A transmissão da sabedoria . Um dos efeitos mais evidentes é o rompimento da “transmissão cultural de uma sabedoria que foi transmitida por séculos de geração em geração” (nº 30). As cidades não facilitam o encontro, enriquecimento ou fertilização entre diferentes culturas. Pelo contrário, eles se tornam o pano de fundo dos resíduos.
Um sonho cultural exige cuidar das raízes e da diversidade. Durante séculos, os povos amazônicos cuidaram de suas raízes , transmitindo oralmente sua sabedoria cultural, com mitos, lendas e contos. É por isso que é importante “deixar os idosos contarem suas longas histórias” e “para os jovens tomarem um tempo para beber profundamente dessa fonte” (nº 34). Algumas pessoas começaram a escrever para contar suas histórias e não perdê-las, até recuperando memórias danificadas. As raízes devem ser cuidadas!
Muito interessante é o fato de o papa lembrar aos batizados da Amazônia que suas raízes “incluem a história do povo de Israel e da Igreja até os nossos dias. O conhecimento deles pode trazer alegria e, acima de tudo, uma esperança capaz de inspirar ações nobres e corajosas ”(nº 33).

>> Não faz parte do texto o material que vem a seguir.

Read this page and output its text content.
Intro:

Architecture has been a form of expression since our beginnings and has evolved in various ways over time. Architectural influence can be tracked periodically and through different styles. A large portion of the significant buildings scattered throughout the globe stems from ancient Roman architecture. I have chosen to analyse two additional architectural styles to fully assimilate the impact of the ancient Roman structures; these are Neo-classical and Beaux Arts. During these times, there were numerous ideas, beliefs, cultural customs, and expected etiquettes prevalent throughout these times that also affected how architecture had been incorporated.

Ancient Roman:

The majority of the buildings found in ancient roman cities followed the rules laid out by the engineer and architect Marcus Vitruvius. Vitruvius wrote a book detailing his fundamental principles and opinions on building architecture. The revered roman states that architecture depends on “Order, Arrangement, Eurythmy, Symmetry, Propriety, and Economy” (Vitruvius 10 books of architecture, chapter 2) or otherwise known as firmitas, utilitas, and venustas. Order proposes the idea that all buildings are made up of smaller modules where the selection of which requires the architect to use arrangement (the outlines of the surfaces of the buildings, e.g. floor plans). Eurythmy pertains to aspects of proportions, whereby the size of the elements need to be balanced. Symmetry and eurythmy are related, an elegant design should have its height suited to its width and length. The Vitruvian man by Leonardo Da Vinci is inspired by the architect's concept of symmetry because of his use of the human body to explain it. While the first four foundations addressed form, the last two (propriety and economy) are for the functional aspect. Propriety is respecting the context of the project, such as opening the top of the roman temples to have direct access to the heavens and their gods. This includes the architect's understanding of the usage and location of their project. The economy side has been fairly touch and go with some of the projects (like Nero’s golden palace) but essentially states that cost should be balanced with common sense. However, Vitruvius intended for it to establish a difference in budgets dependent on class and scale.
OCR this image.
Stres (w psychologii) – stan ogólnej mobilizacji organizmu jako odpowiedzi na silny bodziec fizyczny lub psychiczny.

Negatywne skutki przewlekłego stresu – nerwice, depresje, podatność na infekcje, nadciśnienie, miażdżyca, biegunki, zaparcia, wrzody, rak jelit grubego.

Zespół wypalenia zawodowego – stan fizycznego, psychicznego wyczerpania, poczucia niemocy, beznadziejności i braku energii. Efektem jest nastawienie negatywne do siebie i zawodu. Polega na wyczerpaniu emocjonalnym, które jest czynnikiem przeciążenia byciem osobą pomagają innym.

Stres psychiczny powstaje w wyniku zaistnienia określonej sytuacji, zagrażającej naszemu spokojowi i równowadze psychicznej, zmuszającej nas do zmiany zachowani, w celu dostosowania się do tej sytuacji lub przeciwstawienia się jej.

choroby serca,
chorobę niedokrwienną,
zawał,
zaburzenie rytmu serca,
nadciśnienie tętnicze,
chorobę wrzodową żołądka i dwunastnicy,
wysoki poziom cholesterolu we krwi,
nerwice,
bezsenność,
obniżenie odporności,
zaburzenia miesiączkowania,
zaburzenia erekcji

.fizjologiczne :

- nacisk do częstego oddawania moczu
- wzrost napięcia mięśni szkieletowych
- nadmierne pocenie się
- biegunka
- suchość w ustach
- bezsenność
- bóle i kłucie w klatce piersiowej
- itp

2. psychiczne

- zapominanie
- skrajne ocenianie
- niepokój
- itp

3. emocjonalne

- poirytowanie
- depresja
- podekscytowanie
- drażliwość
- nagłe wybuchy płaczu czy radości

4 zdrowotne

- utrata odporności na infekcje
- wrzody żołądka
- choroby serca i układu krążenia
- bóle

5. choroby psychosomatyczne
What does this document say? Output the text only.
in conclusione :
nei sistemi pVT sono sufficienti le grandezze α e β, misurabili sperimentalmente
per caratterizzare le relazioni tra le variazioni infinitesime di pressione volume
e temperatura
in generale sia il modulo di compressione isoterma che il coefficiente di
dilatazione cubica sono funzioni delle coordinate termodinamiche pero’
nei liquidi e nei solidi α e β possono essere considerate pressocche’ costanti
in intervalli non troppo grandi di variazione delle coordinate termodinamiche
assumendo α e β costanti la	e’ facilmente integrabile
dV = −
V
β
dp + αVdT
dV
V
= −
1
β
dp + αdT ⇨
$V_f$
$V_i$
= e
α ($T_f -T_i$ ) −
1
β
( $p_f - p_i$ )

Co-responsável pela diversidade de estilos e visões . Ao mesmo tempo, existe um cuidado com a diversidade, que de uma bandeira ou fronteira deve ser transformado em ponte. O papa não pretende “propor um 'indigenismo' estático, completamente histórico e totalmente fechado, que rejeitaria qualquer tipo de mistura ( mestiçagem )” (nº 37). A razão é clara: “Uma cultura pode se tornar estéril quando 'se torna introspectiva e tenta perpetuar modos de vida obsoletos, rejeitando qualquer troca ou debate sobre a verdade sobre os seres humanos'” (n. 37), ele escreve citando Centesimus Annus de João Paulo II .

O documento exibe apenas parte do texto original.